Karoline an Humboldt.

Erfurt, 18. April 1804

... Ach, auch mir, meine Seele, glaube es nur, bleibt die Erinnerung der früheren, der ersteren Jahre unsrer Verbindung ewig gegenwärtig und teuer. Ich könnte auch gleich wieder mit Dir in dieselbe einfache Situation, in dieselbe tiefe Einsamkeit zurückgehn, und wer weiß, was geschieht, wenn wir lang genug leben sollten, um daß die Kinder etabliert und von uns getrennt wären. Du hast es mir aus der tiefsten Seele geschrieben, wenn Du in Deinem Briefe sagst, es komme nicht darauf an, glücklich zu leben, sondern bloß darauf, alles Menschliche zu erschöpfen und sein Schicksal zu vollenden. Geahnet habe ich es immer und es auch einmal ausgesprochen; aber tiefer und ganz, ganz hab ich es seit unsers Wilhelms Tod empfunden. Die Tiefe und Unendlichkeit des Lebens hat sich seitdem vor mir aufgetan, und das Großmenschliche erblüht, ersteht, wie soll ich sagen, gewiß und einzig nur da, wo das Individuum sich weder im Genuß des Glücks noch des Schmerzes schont.

An Karoline.

Rom, 26. Mai 1804

... Schillers Abreise ist ein wahrer Geniestreich. Schon öfter haben wir in ihm gesehen, wie es geht, wenn einer, der immer nur in seinen Dichtungen lebt, auf einmal ins Leben eingreifen will. Fast alle Pläne, die wir von ihm noch bisher kannten, waren barock oder wurden so ausgeführt. Ich zweifle daran, daß er Glück in Berlin macht. Man hat schon Vorurteil gegen ihn, man wird ihn stolz und wenig angenehm finden, und er wird unzufrieden mit der Stadt und den Menschen zurückkommen, wenn nicht die Sucht, die man jetzt in Berlin zu haben scheint, auf einmal alles für Wissenschaft und Kunst zu tun, auch ihm nützlich wird.

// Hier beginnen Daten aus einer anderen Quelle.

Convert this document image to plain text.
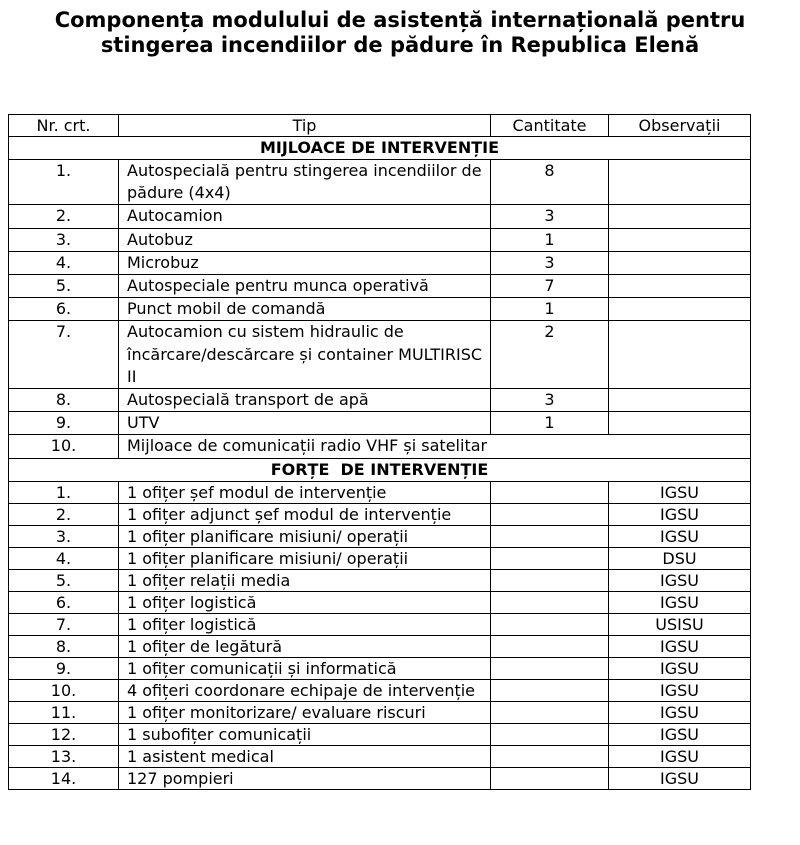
Componența modulului de asistență internațională pentru
stingerea incendiilor de pădure în Republica Elenă
Nr. crt.	Tip	Cantitate	Observații
MIJLOACE DE INTERVENȚIE			
1.	Autospecială pentru stingerea incendiilor de pădure (4x4)	8	
2.	Autocamion	3	
3.	Autobuz	1	
4.	Microbuz	3	
5.	Autospeciale pentru munca operativă	7	
6.	Punct mobil de comandă	1	
7.	Autocamion cu sistem hidraulic de încărcare/descărcare și container MULTIRISC II	2	
8.	Autospecială transport de apă	3	
9.	UTV	1	
10.	Mijloace de comunicații radio VHF și satelitar		
FORȚE  DE INTERVENȚIE			
1.	1 ofițer șef modul de intervenție		IGSU
2.	1 ofițer adjunct șef modul de intervenție		IGSU
3.	1 ofițer planificare misiuni/ operații		IGSU
4.	1 ofițer planificare misiuni/ operații		DSU
5.	1 ofițer relații media		IGSU
6.	1 ofițer logistică		IGSU
7.	1 ofițer logistică		USISU
8.	1 ofițer de legătură		IGSU
9.	1 ofițer comunicații și informatică		IGSU
10.	4 ofițeri coordonare echipaje de intervenție		IGSU
11.	1 ofițer monitorizare/ evaluare riscuri		IGSU
12.	1 subofițer comunicații		IGSU
13.	1 asistent medical		IGSU
14.	127 pompieri		IGSU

Der Staël habe ich wirklich nicht wieder geschrieben. Es wird mir aber auch allemal sehr sauer. Der Briefwechsel mit ihr hat nichts sehr Befriedigendes, und trotz aller unsrer gegenseitigen Zuneigung ist doch eine unendliche Kluft zwischen uns beiden. Das habe ich oft gefühlt; auch muß ich gestehen, ist sie meist herzlicher mit mir gewesen als ich mit ihr. Eben das, was Du auch anführst, das Treiben nach Ruhm und Lärm, ist mir durchaus entgegen; sie hat keine Stille im Gemüt, und wenn ich manchmal mit etwas unzufrieden sein möchte, so ist es nur, weil das Leben doch auch mich oft hindert, mich der, die in mir ist, ausschließend hinzugeben. Im Grunde geht es mir mit ihr, wie ihr mit mir. Jeder von uns beiden hat den andern recht gern; aber jeder kennt doch, auch der Gattung nach, etwas Besseres und ihm Heimischeres. Daß Du viel mit der Staël hättest leben können, hätte ich sehr gewünscht. Ich hätte wissen mögen, ob sie je dahin gekommen sein würde, Dich tiefer zu kennen. Im Grunde ist ein Wesen wie das Deine, das sich immer gleich bleibt, nicht für sie. Es muß einzelne Blitze geben, wo sie wahres Feuer erkennen soll. Am lächerlichsten war sie mir mit Alexander. Eigentlich würden sich beide sehr gut gefallen haben. Aber aus bloßer Eitelkeit, die schon, ehe ein Wort gesprochen wurde, beleidigt war, sprach er vor ihr so gut als gar nicht.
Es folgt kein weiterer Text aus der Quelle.